Euro Bond Slide Seen Subsiding by Strategists Eyeing ECB Actionby
ECB ‘really has to push the pedal to the metal’ on QE: SEB
Inflation remains well below central bank’s goal of almost 2%
Europe’s bond selloff, which saw German government securities suffer their biggest weekly drop since July, is bound to subside because policy makers have little choice but to keep going the flow of cheap money.
That’s the view of strategists at BNP Paribas SA and SEB AB, who point to euro-zone inflation remaining well below the European Central Bank’s goal of just under 2 percent. At their last meeting in September, policy makers predicted price growth would accelerate to an average of 1.6 percent in 2018, and officials including President Mario Draghi this week signaled they’d expand quantitative easing if necessary.
“The ECB really has to push the pedal to the metal,” said Marius Daheim, a senior rates strategist at SEB in Frankfurt. Failing to extend QE beyond its planned March 2017 end date “doesn’t really fit the picture” given the inflation outlook, he said.

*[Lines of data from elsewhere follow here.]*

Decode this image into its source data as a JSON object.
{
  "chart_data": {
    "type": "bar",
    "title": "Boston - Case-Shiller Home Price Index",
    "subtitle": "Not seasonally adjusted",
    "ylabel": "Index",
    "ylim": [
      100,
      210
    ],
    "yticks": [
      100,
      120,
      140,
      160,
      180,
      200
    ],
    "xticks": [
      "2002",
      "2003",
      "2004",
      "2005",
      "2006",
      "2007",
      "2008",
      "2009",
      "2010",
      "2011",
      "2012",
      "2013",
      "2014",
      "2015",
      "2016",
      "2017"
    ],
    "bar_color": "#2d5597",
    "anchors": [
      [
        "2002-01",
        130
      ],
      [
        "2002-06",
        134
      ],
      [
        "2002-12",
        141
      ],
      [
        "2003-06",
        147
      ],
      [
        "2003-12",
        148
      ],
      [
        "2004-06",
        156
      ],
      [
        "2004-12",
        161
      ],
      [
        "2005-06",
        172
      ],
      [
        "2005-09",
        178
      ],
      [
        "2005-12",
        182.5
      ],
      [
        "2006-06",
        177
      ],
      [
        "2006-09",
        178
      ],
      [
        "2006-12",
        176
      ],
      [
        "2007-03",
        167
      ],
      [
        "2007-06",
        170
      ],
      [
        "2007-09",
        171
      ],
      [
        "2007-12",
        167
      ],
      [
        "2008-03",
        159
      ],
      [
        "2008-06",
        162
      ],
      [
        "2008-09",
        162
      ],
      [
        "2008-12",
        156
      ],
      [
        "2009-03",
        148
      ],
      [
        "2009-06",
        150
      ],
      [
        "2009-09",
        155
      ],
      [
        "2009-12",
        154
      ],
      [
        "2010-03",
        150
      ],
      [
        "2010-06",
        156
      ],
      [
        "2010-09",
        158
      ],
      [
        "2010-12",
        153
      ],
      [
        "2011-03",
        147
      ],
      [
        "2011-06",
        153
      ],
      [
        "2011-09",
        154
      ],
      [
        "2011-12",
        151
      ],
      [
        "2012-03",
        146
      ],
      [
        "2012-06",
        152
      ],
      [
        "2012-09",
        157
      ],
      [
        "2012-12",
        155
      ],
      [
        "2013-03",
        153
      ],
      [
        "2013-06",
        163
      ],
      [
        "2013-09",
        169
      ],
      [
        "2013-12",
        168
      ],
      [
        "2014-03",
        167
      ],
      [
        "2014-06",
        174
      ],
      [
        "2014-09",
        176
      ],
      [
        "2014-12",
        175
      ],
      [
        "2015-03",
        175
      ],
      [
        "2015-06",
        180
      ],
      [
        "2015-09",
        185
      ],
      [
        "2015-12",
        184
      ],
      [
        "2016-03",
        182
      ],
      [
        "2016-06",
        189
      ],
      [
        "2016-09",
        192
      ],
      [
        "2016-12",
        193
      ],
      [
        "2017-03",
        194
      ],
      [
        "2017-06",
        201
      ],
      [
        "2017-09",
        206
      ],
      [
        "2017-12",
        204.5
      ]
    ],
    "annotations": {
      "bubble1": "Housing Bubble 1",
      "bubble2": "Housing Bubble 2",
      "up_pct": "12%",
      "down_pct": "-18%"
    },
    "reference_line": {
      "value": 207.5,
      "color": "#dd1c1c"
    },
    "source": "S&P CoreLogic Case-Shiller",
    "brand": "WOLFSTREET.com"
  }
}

The yield on Germany’s 10-year bunds, the region’s benchmark sovereign securities, rose for the first time in a month this week as fixed-income markets in Europe and the U.S. came under pressure on the prospect of central banks paring their unprecedented stimulus measures. Investors will be watching out for the euro-zone ZEW survey on Tuesday and German inflation data two days later for more clues on whether to expect tapering or another boost to monetary easing.

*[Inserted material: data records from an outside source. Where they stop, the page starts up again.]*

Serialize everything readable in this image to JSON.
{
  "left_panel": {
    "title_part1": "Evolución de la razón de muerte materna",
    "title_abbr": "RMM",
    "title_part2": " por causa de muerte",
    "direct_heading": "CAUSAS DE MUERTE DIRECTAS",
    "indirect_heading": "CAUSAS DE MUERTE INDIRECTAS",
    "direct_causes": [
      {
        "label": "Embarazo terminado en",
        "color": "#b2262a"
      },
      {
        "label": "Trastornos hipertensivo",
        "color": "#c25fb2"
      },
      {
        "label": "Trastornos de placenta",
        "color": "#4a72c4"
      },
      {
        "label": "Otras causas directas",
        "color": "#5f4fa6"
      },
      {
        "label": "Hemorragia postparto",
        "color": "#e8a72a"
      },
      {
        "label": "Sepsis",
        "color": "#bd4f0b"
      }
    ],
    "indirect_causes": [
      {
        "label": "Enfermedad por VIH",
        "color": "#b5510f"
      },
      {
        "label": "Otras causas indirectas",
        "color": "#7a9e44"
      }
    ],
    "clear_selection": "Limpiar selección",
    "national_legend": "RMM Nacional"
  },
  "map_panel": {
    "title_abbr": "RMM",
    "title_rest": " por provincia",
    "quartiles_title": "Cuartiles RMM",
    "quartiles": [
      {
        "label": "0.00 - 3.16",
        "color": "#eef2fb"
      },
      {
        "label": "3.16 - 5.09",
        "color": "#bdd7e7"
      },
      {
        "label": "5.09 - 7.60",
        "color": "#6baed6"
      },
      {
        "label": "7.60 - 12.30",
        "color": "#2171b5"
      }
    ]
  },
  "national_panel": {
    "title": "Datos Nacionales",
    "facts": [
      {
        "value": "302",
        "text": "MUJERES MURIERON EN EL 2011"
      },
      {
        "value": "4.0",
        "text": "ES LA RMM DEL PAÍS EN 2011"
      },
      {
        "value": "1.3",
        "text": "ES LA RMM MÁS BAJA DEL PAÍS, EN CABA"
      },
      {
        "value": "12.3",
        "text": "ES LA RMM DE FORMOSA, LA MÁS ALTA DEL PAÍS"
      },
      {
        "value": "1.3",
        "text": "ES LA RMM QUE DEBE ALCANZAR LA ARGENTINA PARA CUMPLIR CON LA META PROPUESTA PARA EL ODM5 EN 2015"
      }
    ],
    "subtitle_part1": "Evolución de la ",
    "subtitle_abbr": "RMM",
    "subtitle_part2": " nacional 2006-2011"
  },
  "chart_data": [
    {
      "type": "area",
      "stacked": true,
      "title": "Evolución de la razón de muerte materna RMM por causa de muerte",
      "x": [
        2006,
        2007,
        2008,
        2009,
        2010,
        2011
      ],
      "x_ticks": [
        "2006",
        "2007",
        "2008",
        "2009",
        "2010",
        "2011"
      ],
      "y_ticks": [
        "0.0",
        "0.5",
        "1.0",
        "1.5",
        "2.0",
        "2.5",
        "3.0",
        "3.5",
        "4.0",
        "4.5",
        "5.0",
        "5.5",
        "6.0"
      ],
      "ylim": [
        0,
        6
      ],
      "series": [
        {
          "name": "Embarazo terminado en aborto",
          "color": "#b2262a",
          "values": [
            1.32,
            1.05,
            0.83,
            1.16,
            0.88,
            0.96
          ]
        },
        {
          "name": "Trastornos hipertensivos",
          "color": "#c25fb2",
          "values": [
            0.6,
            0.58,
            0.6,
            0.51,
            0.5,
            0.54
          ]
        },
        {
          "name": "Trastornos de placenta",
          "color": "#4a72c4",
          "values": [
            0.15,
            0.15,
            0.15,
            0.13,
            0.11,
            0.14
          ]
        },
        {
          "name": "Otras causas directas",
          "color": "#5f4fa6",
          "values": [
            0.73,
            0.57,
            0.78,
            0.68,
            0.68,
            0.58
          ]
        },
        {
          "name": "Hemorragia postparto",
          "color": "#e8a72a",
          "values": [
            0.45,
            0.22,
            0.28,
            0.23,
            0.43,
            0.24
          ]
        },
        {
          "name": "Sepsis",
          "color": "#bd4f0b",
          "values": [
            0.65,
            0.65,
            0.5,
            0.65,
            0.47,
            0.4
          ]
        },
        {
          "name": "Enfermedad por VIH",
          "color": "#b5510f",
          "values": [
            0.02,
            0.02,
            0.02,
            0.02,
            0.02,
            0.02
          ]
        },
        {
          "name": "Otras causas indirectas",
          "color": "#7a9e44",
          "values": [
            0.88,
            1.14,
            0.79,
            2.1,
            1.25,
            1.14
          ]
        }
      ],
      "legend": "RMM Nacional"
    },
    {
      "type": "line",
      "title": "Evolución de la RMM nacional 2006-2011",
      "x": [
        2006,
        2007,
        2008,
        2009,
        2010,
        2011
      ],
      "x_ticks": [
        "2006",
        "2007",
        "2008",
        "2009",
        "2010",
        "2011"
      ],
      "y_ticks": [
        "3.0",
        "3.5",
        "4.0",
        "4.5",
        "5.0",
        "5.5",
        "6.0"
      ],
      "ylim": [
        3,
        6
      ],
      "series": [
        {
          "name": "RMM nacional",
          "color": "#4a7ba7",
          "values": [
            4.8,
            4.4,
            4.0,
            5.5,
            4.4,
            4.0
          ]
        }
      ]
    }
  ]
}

Ten-year bund yields touched a three-week high of 0.03 percent on Friday, and by the 5 p.m. London-time close were up 14 basis points on the week at 0.02 percent. The zero percent security due in August 2026 fell 1.38, or 13.80 euros per 1,000-euro ($1,115) face amount, to 99.81.

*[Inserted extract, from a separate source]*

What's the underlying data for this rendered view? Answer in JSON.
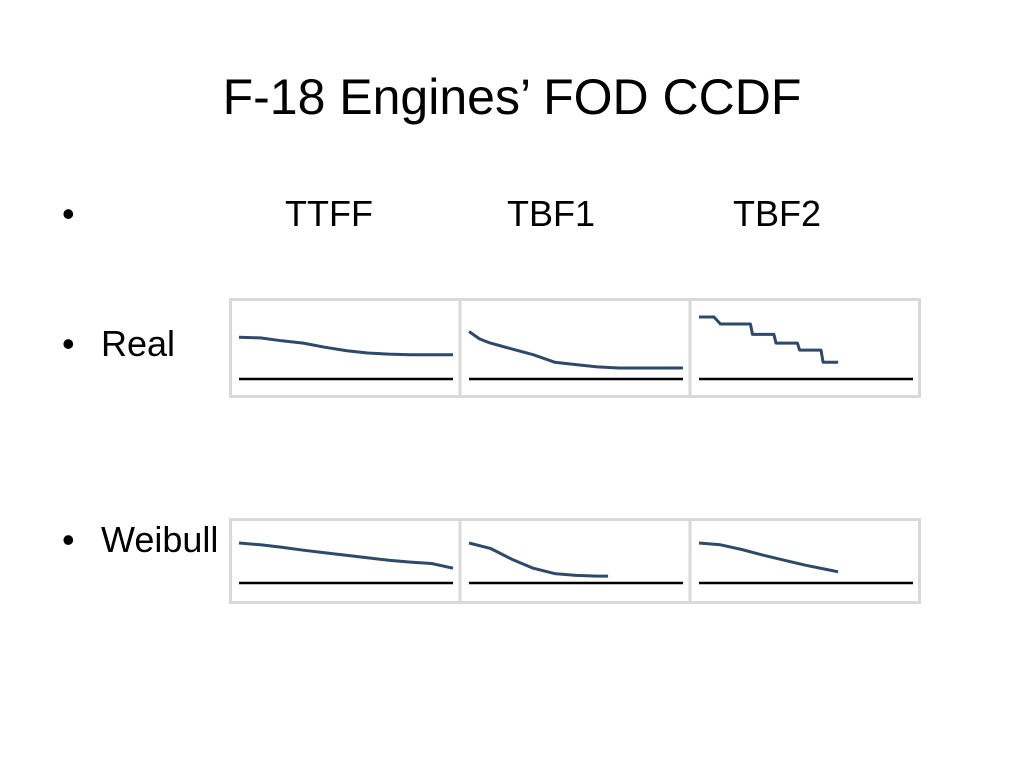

Italy’s 10-year debt yield climbed 20 basis points this week to 1.38 percent, touching the highest since June, while Spain’s jumped 14 basis points to 1.02 percent.
While German bund yields may continue to rise, they “should meet some resistance” and then resume falling, possibly back below zero, SEB’s Daheim said. Holders of the securities have lost 0.8 percent this week but have still made 5.7 percent this year, according to data compiled by Bloomberg.
Draghi reiterated on Friday that QE will be extended beyond March if necessary. His comments echoed those of fellow executive board member Peter Praet a day earlier, when he said that officials “remain committed to preserving the very substantial amount of monetary support.” ECB Vice President Vitor Constancio was reported as saying that the governing council hadn’t discussed tapering stimulus.
“Draghi’s statement is an explicit hint that more easing is coming,” Gizem Kara, an economist at BNP Paribas in London, said in a note. The ECB will “probably revise down its inflation forecast in its December projections” and extend QE, he said.